O’Rielly expressed a desire for an end to the bureaucratic back-and-forth — as several others have — by working out a bill that ostensibly meets half-way (placing some limits or oversight over the industry in question but not as thoroughly or aggressively).
“In the end, the CRA tactics are just another hurdle to enacting sustainable legislation in the area,” O’Rielly said.
If the CRA passes the Senate, which now seems more likely with the petition to discharge it from committee and McCain’s illness, it would still have to pass the House, where Republican’s majority is even greater. President Donald Trump would also have to sign it even after supporting the FCC’s repeal.

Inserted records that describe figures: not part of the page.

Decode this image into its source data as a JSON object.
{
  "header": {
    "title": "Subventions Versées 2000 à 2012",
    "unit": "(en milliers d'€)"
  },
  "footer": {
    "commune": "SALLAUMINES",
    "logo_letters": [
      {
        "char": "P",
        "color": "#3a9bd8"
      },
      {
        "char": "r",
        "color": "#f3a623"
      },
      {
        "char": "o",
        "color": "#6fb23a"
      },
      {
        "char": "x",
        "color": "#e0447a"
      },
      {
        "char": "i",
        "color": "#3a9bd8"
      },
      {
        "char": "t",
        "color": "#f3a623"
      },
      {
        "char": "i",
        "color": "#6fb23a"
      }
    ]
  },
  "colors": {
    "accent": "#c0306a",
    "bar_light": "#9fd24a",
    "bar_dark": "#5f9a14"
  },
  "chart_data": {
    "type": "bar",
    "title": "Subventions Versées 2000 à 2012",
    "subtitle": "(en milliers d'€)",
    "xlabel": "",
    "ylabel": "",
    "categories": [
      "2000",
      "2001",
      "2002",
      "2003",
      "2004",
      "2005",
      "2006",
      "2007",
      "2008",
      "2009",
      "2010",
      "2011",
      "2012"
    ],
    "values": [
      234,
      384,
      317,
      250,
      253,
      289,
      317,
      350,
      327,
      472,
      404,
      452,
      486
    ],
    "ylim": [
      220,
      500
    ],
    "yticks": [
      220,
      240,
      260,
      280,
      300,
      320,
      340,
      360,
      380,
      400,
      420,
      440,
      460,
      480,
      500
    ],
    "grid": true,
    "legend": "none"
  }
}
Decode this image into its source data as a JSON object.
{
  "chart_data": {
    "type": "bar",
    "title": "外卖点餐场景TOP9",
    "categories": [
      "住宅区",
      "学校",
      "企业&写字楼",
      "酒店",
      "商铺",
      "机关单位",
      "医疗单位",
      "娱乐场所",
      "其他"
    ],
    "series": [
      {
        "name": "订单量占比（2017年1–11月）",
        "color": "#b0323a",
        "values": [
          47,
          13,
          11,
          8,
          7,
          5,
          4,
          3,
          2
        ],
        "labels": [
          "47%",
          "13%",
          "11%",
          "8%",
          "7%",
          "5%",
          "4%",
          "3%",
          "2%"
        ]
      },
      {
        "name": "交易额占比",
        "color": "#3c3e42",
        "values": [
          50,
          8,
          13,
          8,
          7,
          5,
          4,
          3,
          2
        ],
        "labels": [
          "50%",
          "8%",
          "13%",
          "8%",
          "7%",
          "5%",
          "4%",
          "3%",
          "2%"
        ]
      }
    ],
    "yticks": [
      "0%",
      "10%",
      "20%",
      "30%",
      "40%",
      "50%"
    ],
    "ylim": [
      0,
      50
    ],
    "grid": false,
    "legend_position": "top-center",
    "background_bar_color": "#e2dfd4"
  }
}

If it managed to pass the House and Trump chose to veto it, two-thirds of both chambers would be needed to overturn that revocation.
“This is particularly galling because if you really care about net neutrality (like Collins claims to be concerned with) you wouldn’t go down the CRA path,” the FCC official said. “Rather, you would force both sides to come to a legislative agreement by working on a bill” that actually has a chance.
Is there anything McCain, an opponent of the 2015 net neutrality rules, could do to help his party’s cause? If he was to retire — a big move for such a tenured public servant — would that stymie Democrats’ chances?
McCain resigning, particularly within the year, would mean the governor of his state, Republican Doug Ducey, would decide who fills the vacancy with the stipulation they remain from the same party as the outgoing lawmaker. The legislator assuming that position would then stay on until the end of McCain’s term, which ends in 2022.
Bovard recalls a situation in which then-Sen. Ted Kennedy had brain cancer and was largely absent from the chamber for a number of months — much like McCain. He was ultimately able to show up for a key vote, much to his congressional colleagues’ admiration and shock.
“The Senate [in general] does not allow proxy voting, so members actually have to be in the chamber to cast their vote,” Bovard explained.
McCain has made no indication he plans on stepping down anytime soon, and if such a heated debate like the one over net neutrality would change his mind is a dubious prospect.
But Democrats may not be making the situation any easier, as many, like Bovard, O’Rielly and others, argue they could be more accommodating as Coons and past lawmakers have been in the past.
Net neutrality is a hot-button issue. As the 2018 elections approach, Democrats appear to want to go full steam ahead with one of their most powerful rallying cries. After all, Hawaii Democratic Sen. Brian Schatz said in December 2017 the issue is key for mobilizing voters for the fast-approaching midterms.